Ramallah, the de facto PA capital, is entirely run by Hamas rivals Fatah, but residents say that since October, violent raids have become commonplace. The sight of Israeli armoured vehicles rolling past upmarket coffee spots and glass-fronted offices has left them feeling more vulnerable than ever before.

Criticism of Abbas is easy to find even in the centre of Ramallah, particularly as his security forces were already better known for beating protesters with batons or detaining journalists and activists than they were for protecting the population from Israeli attacks. The PA security forces were set up after the 1994 Oslo peace treaty with Israel, charged with policing Palestinians and all but prohibited from confronting Israeli forces.

But a recent sharp rise in violence from the Israeli security forces and settlers has fuelled a sentiment that if the PA is unable to protect Palestinians even in its centre of power, there is little point to its rule at all.

The rise in Israeli incursions has come with frequent use of deadly force, even against children.

Save the Children said at least 116 children have been killed in the West Bank since October,either by the Israeli military or settlers.

A spokesperson for the Israeli border police said that Arouq was shot as he was part of a group “throwing stones and rocks” at forces present during the raid in Ramallah, “who risked their lives. The fighters responded by shooting to neutralise the threat”.

When the Arouqs’ neighbour Fadi Jabari saw on social media that Israeli forces had arrived at a nearby roundabout, he made sure to stay away from the balcony or windows in fear of gunfire.

“I’m also from the PA, I’m a police [officer] – but what can we do?” he said. “Whether [the Israelis] have something on you or not, they can execute you. It’s revenge.”

Before October, he said, Israeli raids were unusual. “They’d come, but not with this brutality, using stun grenades, rubber bullets or teargas. Now it’s all live bullets and they shoot to kill.”

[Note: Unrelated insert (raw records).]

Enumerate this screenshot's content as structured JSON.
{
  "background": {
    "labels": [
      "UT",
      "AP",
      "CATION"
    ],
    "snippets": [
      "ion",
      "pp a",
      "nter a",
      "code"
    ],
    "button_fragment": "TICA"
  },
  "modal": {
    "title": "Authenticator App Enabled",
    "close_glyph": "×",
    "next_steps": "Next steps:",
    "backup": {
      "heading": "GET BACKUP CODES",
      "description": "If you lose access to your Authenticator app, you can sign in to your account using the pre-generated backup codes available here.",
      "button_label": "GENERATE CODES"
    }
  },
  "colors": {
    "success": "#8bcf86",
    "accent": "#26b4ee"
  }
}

Israeli raids have risen across the West Bank, but the increase in operation in places where the PA is nominally in charge has only undermined its already tenuous authority.

The Palestinian Authority’s police force prevents demonstrators from reaching the Canadian representative’s office in Ramallah, as they protest Canada’s position on the war. Photograph: Jaafar Ashtiyeh/AFP/Getty Images

Abbas, 88 – who has been in power for two decades and has long failed to hold promised elections – is perceived by his many critics as deferential to the Israeli government, which has frequently blocked the PA from receiving its own tax revenue.

Hanan Ashrawi, a long-serving Palestinian politician and member of the Palestine Liberation Organization, which Abbas also heads, said his reluctance to leave power is a consequence of years of western support for his increasingly unpopular rule.

“The problem right now is you have horrific carnage that has to be dealt with, and our leadership was seen to be missing in action. For decades it was told the only way to survive and stay in power was by making nice,” she said.

“They lost sight of the fact that people feel you have no legitimacy if you postpone elections and distort your decision-making to suit the Americans.”

Ashrawi resigned from the PLO executive committee four years ago, citing a need to make space for younger leaders. The stagnant politics of the PA have instead fuelled resentment among young people of Khaled Arouq’s generation, prompting some to take up arms.

“There are many things wrong, but it’s our business. We will do it, we will reform,” Ashrawi said of the Palestinian leadership. “But you have to save Palestinians not from Mahmoud Abbas, but from the Israeli army and government, the thugs and terrorist settlers in the West Bank.”